Thomas Partey exemplified the visitor's approach (Getty)

The exhausting physical commitment to keep running even as it got harder and harder, exemplified by Thomas Partey moving from midfield to right-back but skill troubling Arsenal with his forward runs.

And, finally, the counter-attacking ruthlessness to sense a weakness and go for the throat when the whole tie was in the balance. There were six minutes left when Jose Maria Gimenez hit a long ball forward, Antoine Griezmann - pushed out to the wing all night – out-muscled Laurent Koscielny, terrified Shkodran Mustafi and stuck the ball into the net.

While Arsenal might well see Simeone and his approach as anathema, that is what gives the idea of him here such power. There is always something exciting about a manager taking over an institution which goes against everything he stands for. That is the power of Brian Clough at Leeds, or why it would have been so fascinating if Jose Mourinho had got the Barcelona job over Pep Guardiola in 2008, a snub that has fuelled him ever since.

Griezmann scored a potentially decisive away goal (Getty)
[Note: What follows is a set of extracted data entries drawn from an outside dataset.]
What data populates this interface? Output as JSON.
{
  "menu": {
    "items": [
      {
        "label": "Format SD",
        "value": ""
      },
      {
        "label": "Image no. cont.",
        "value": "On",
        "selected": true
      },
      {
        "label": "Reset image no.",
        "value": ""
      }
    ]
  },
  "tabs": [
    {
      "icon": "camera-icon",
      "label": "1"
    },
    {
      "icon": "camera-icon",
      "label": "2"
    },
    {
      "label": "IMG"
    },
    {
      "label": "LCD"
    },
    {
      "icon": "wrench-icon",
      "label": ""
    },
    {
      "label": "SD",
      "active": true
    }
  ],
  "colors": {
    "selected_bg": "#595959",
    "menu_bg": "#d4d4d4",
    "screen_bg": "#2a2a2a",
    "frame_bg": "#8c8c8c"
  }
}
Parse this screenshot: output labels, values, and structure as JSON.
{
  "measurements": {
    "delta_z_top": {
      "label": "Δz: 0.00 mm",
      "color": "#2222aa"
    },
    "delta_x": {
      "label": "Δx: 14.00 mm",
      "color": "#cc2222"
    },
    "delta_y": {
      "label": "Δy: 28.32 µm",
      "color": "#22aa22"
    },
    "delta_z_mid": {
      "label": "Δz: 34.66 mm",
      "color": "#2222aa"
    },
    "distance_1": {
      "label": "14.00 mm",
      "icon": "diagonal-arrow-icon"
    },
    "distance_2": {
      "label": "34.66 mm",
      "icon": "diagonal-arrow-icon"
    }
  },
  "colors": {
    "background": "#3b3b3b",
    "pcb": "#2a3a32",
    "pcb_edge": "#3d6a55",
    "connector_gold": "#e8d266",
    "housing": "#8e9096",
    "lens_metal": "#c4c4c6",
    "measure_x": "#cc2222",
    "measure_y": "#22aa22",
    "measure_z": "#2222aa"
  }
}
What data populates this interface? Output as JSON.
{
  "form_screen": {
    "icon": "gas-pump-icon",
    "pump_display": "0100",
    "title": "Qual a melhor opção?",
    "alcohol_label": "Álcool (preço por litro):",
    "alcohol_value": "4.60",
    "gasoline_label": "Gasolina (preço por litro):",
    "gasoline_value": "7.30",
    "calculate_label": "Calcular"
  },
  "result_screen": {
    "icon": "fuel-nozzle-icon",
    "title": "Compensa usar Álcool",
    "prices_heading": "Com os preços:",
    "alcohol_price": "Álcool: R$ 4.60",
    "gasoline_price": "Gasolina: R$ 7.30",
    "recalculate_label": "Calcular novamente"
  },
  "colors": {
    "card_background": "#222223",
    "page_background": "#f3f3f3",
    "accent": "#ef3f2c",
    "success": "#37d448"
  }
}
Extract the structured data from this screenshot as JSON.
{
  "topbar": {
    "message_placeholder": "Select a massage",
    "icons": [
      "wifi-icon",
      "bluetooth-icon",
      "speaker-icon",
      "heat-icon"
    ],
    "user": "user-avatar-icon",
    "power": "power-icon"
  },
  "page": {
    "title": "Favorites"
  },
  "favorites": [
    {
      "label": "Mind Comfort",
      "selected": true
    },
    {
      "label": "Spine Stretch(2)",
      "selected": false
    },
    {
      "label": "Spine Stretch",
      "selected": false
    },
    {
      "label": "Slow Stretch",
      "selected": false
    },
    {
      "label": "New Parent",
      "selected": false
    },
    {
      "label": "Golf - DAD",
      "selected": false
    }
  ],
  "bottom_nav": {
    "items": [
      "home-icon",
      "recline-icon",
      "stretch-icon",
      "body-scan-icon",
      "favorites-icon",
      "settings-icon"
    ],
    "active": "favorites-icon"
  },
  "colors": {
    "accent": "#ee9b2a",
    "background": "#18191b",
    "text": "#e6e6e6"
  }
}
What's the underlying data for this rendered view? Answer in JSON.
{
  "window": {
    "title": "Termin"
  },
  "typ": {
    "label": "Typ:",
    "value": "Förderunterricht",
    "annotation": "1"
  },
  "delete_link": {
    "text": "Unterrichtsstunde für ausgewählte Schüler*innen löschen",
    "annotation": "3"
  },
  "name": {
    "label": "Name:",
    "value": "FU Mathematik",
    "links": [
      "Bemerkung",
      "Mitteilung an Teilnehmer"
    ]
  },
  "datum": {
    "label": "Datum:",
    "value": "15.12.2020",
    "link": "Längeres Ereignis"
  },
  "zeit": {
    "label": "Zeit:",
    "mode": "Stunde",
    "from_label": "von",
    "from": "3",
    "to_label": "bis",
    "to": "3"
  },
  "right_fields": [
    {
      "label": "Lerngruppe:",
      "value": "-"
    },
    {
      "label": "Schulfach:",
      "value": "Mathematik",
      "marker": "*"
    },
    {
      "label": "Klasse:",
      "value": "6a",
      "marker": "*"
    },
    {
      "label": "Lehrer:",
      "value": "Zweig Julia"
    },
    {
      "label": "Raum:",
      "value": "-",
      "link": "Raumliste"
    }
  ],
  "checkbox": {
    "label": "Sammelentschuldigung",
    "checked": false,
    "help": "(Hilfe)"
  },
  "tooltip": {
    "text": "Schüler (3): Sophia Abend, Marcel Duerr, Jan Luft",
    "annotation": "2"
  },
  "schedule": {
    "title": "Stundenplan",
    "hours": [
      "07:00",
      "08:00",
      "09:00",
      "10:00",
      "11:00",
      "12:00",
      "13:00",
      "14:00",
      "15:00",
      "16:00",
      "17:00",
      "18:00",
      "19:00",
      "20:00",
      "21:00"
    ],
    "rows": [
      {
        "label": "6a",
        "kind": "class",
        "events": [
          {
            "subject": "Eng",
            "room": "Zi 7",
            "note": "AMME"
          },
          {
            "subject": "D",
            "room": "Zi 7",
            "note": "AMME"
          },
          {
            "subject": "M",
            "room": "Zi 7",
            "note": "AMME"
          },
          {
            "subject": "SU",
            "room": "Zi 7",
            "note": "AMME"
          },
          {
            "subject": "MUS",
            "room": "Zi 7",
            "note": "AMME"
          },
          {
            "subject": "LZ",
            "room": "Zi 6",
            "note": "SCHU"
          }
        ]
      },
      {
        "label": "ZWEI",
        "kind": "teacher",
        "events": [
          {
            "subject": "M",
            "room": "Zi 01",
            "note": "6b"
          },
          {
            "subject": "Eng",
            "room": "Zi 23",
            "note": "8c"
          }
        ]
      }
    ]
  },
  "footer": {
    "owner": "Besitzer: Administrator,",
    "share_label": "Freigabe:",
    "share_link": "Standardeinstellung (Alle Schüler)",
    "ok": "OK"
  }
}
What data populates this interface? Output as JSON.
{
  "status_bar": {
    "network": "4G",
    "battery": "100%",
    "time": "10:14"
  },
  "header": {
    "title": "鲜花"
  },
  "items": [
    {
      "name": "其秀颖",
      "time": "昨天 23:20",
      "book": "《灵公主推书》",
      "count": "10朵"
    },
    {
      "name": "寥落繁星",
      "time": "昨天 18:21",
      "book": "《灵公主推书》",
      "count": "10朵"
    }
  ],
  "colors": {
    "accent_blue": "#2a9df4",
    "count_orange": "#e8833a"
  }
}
But all of Simeone’s qualities are the qualities that Arsenal have been missing over the past 10 years. Some might say that the future of football belongs to coaches like Pep Guardiola but no manager has over-achieved more this decade than Simeone. That league title and those two Champions League finals are levels that Wenger has not hit since the middle of the last decade, never mind this one. And now he is set to deny him the dream farewell too.

Whether Simeone would want to give up his power base and take on this culture shock is another matter. He may want one more push at the Champions League, having come so close twice. But Gazidis promised the world a bold appointment. Why not give this one a go?